L’evidente insuccesso delle forze politiche che, fin dall’approvazione del decreto, si sono impegnate per la revisione della Legge Fini-Giovanardi, muove ancor più in direzione della promozione di un percorso comune dal basso, capace di contrastare supposti principi di illegalità legati all’autoproduzione contrapponendovi un concreto rifiuto del mercato clandestino, unito a concetti di salute e benessere dell’individuo.

Alcuni territori hanno iniziato da tempo un percorso con pazienti affetti da diverse patologie che hanno bisogno dei benefici e degli effetti terapeutici della cannabis, il cui uso gli viene negato o laddove venga concesso, comunque impossibilitato dai costi eccessivi dei preparati, su cui lucrano enormemente le grandi industrie farmaceutiche. Considerando l’autoproduzione lo strumento migliore per far fronte a questa problematica, due gruppi di pazienti di Torino e Genova, consapevoli dei rischi a cui vanno incontro e determinati a cambiare la loro situazione, sono pronti a costituirsi in una forma associativa che possa garantire il loro fabbisogno ad un prezzo accessibile, e calcolato unicamente sulla base delle spese di coltivazione.

Per evitare che queste rimangano esperienze isolate e allo scopo di intercettare bisogni analoghi sul territorio nazionale, crediamo sia importante prima di concretizzare il percorso, chiamare a raccolta chi potrebbe essere interessato e presentare il nostro progetto, che, come successo in altri paesi europei, potrebbe essere propedeutico ad un cambiamento radicale dal basso delle politiche sulle droghe. Non è nostra intenzione fermarci all’uso terapeutico ma crediamo che il modello dei CSC possa essere appannaggio di tutti e tutte, come forma di regolamentazione di produzione e consumo di cannabis, sostanza oggi enormemente diffusa e ancora fortemente perseguita.

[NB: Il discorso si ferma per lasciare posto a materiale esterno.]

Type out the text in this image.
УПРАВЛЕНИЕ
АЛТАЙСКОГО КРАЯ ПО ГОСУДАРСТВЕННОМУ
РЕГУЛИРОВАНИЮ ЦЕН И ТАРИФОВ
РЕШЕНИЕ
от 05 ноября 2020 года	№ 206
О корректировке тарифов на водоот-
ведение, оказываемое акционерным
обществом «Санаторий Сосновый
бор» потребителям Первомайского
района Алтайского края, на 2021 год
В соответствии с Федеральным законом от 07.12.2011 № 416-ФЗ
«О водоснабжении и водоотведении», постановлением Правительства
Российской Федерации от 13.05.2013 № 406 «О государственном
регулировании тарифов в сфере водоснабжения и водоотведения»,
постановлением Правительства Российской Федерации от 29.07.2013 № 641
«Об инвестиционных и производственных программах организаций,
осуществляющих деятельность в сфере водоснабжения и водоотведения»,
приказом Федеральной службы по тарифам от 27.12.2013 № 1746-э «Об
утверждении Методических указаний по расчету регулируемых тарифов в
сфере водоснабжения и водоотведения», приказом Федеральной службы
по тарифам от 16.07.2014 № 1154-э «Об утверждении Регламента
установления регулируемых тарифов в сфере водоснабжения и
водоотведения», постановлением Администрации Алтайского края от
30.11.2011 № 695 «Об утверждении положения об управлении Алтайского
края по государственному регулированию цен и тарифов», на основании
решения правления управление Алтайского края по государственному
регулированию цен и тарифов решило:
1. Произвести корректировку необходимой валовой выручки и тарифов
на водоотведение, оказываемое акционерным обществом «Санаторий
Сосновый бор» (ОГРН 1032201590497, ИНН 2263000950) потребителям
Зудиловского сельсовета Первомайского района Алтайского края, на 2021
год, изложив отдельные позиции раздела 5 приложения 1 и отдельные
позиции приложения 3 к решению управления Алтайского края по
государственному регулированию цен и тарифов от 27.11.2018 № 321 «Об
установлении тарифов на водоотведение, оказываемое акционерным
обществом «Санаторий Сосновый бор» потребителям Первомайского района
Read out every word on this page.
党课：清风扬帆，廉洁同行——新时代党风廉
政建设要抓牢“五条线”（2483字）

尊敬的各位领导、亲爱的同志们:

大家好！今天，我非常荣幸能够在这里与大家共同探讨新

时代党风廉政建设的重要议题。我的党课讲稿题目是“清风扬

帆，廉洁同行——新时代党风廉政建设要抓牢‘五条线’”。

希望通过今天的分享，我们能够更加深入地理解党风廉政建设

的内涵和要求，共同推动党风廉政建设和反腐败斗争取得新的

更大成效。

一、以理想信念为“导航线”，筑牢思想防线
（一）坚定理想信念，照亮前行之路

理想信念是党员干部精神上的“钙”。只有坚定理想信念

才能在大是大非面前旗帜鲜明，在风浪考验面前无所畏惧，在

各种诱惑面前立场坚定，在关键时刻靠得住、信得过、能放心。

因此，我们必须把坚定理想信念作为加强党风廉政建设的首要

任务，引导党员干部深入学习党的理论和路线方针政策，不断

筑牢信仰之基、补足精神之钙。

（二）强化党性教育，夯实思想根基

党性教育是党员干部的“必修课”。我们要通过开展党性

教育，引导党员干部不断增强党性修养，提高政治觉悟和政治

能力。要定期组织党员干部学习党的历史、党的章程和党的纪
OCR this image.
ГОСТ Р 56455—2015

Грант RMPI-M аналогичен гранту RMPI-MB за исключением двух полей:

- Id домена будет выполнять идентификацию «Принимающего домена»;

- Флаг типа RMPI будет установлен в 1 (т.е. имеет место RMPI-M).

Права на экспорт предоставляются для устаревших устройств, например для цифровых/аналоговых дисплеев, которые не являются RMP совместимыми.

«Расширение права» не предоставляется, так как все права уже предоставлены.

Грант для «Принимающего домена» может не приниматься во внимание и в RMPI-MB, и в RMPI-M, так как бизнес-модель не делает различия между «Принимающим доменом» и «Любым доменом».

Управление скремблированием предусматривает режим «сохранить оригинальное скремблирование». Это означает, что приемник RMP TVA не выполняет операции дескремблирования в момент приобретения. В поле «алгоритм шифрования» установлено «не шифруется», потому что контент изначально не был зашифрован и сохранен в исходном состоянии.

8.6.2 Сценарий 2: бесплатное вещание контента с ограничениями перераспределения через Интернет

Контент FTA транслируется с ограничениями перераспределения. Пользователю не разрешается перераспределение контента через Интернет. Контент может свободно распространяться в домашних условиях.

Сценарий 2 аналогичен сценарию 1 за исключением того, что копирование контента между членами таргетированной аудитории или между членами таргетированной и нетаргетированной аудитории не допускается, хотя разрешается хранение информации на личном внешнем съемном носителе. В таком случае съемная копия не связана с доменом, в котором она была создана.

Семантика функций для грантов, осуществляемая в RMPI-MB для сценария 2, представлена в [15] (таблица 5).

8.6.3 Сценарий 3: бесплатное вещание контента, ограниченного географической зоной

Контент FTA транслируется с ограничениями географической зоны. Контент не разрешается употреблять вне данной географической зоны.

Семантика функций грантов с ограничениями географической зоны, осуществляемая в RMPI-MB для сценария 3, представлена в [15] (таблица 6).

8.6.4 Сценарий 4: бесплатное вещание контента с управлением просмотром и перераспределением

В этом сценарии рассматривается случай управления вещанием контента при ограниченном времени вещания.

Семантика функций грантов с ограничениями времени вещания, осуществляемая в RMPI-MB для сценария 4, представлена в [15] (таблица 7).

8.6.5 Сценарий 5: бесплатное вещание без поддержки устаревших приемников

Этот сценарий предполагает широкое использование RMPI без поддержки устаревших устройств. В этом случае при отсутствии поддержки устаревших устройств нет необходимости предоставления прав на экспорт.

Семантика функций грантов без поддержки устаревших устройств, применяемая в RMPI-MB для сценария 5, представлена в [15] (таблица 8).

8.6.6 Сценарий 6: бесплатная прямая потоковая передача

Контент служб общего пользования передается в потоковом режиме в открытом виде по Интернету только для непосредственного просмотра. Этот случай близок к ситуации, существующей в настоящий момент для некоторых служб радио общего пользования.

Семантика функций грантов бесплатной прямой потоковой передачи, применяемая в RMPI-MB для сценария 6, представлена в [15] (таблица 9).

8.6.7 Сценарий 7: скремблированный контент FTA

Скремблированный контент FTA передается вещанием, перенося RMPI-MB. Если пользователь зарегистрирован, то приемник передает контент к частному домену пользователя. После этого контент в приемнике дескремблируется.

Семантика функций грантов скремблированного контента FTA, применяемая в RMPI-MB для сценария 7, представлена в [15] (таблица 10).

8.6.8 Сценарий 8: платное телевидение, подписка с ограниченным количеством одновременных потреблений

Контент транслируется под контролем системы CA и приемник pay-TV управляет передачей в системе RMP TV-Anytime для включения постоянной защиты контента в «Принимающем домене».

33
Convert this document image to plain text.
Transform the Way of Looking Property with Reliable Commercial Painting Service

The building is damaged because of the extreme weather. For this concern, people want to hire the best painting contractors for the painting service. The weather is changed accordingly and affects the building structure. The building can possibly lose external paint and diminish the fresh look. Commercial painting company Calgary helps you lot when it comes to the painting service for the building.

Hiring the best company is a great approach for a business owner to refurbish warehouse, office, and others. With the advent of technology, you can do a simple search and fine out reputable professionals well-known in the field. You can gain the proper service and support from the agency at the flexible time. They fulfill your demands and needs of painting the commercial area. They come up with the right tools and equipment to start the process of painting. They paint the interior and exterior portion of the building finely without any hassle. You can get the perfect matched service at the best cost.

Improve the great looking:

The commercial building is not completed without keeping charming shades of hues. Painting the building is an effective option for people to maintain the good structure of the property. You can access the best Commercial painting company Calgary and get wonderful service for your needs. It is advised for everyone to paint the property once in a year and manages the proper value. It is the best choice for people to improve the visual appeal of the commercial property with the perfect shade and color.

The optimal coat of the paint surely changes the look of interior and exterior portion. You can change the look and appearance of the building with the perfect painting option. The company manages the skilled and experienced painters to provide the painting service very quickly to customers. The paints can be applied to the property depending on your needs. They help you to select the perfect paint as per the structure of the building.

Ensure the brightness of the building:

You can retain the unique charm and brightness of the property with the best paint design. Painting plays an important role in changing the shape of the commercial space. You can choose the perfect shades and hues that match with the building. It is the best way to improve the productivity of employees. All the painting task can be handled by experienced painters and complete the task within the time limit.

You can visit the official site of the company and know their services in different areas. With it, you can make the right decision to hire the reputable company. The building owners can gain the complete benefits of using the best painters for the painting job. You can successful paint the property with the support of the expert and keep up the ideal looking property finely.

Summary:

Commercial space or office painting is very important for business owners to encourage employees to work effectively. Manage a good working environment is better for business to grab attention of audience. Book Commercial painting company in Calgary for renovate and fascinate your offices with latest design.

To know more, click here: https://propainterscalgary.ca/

L’appuntamento è per sabato 2 Marzo all’ex colorificio occupato di Pisa, in via Montelungo 70 a partire dalle ore 11. La riunione proseguirà dopo pranzo fino alle ore 18.00.

Sono invitati tutti coloro i quali, singoli e collettivi, pazienti e consumatori, siano interessati a dare una svolta dal basso a questa situazione e ad abbracciare il modello dei Cannabis Social Club.